Moreover, the fact that all of the Appellant entities were served at addresses
that differed from those in the pleadings and the citations raises uncertainty about
whether the appropriate agents of the Appellant entities were indeed served. See Turbo
Rests., LLC v. Reid’s Refrigeration Inc., 657 S.W.3d 490, 498 (Tex. App.—El Paso 2022,
no pet.) (concluding that the variation in the addresses raised uncertainty about
whether the corporation’s registered agent was in fact the entity served and noting
that the petition, citation, and certificate of last known mailing address all listed the
registered agent’s address at one place, “yet without explanation, the return of service
shows that service was made at a completely different address in a completely
different zip code”). Other errors on the face of the record include returns that
sometimes spell Appellant’s name “Szabuniewicz” and at other times
“Sazabuniewicz,” thereby creating additional uncertainty about the identity of the
individual who was served. See Hubicki v. Festina, 226 S.W.3d 405, 408 (Tex. 2007)
(stating that we rigidly enforce rules governing service when a default judgment is
14
rendered because after the defendant fails to respond to the action, “[i]f the defendant
can then show that the person commencing the action was guilty of comparable
nonconformity with procedural rules, under a principle of equality the derelictions
offset each other and the merits of the controversy may be brought forward for
consideration” (quoting Wilson, 800 S.W.2d at 837 and Restatement (Second) of
Judgments § 3 cmt. d (1982))). Moreover, the returns have an additional defect in that
appellant “Oak Lawn General, Inc.” is identified on each return as “1 Oak Lawn
General, Inc.” While these address and name discrepancies alone may not invalidate
service, service on the wrong person or agent for the Appellant entities does.
Here, the record fails to affirmatively show strict compliance with the rules
governing issuance, service, and return of service. Failure to comply with the strict
rules governing service of citation constitutes error on the face of the record. See Ins.

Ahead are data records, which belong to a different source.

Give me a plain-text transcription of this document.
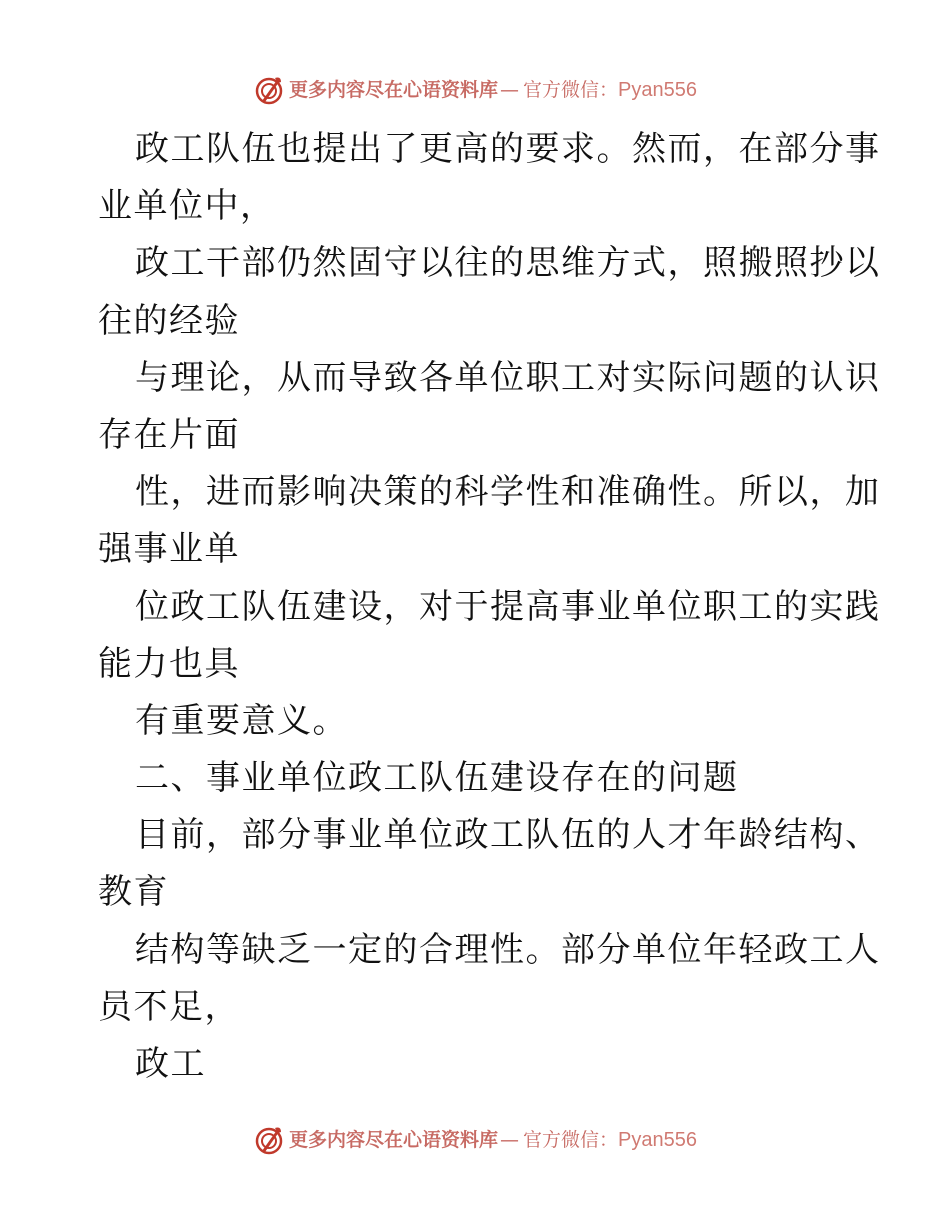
更多内容尽在心语资料库 — 官方微信： Pyan556
政工队伍也提出了更高的要求。然而，在部分事
业单位中，
政工干部仍然固守以往的思维方式，照搬照抄以
往的经验
与理论，从而导致各单位职工对实际问题的认识
存在片面
性，进而影响决策的科学性和准确性。所以，加
强事业单
位政工队伍建设，对于提高事业单位职工的实践
能力也具
有重要意义。
二、事业单位政工队伍建设存在的问题
目前，部分事业单位政工队伍的人才年龄结构、
教育
结构等缺乏一定的合理性。部分单位年轻政工人
员不足，
政工
更多内容尽在心语资料库 — 官方微信： Pyan556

Co. of St. of Pa. v. Lejeune, 297 S.W.3d 254, 256 (Tex. 2009). Accordingly, we sustain
Appellants’ first issue.
Because these defects alone are sufficient to reverse the default judgment, we
need not address any other complaints that Appellants raise about the returns of
service or the default judgment. See Tex. R. App. P. 47.1; Brookfield Funding, LLC,
2025 WL 3558965, at *2.
15
IV. CONCLUSION
Having sustained Appellants’ first issue and not needing to address the rest, we
reverse the trial court’s default judgment as to all parties9 and remand the case for
further proceedings.
/s/ Dana Womack
Dana Womack
Justice
Delivered: June 25, 2026
9
See Lytle v. Cunningham, 261 S.W.3d 837, 841 (Tex. App.—Dallas 2008, no pet.) (“When there are co-defendants, and the trial court did not have personal jurisdiction over one defendant, the final judgment as to all defendants must be reversed.”); Worldwide Ventures, LP v. 3600 SC I, LLC, No. 03-16-00539-CV, 2018 WL 828965, at *2 (Tex. App.—Austin Feb. 7, 2018, no pet.) (mem. op.) (similar).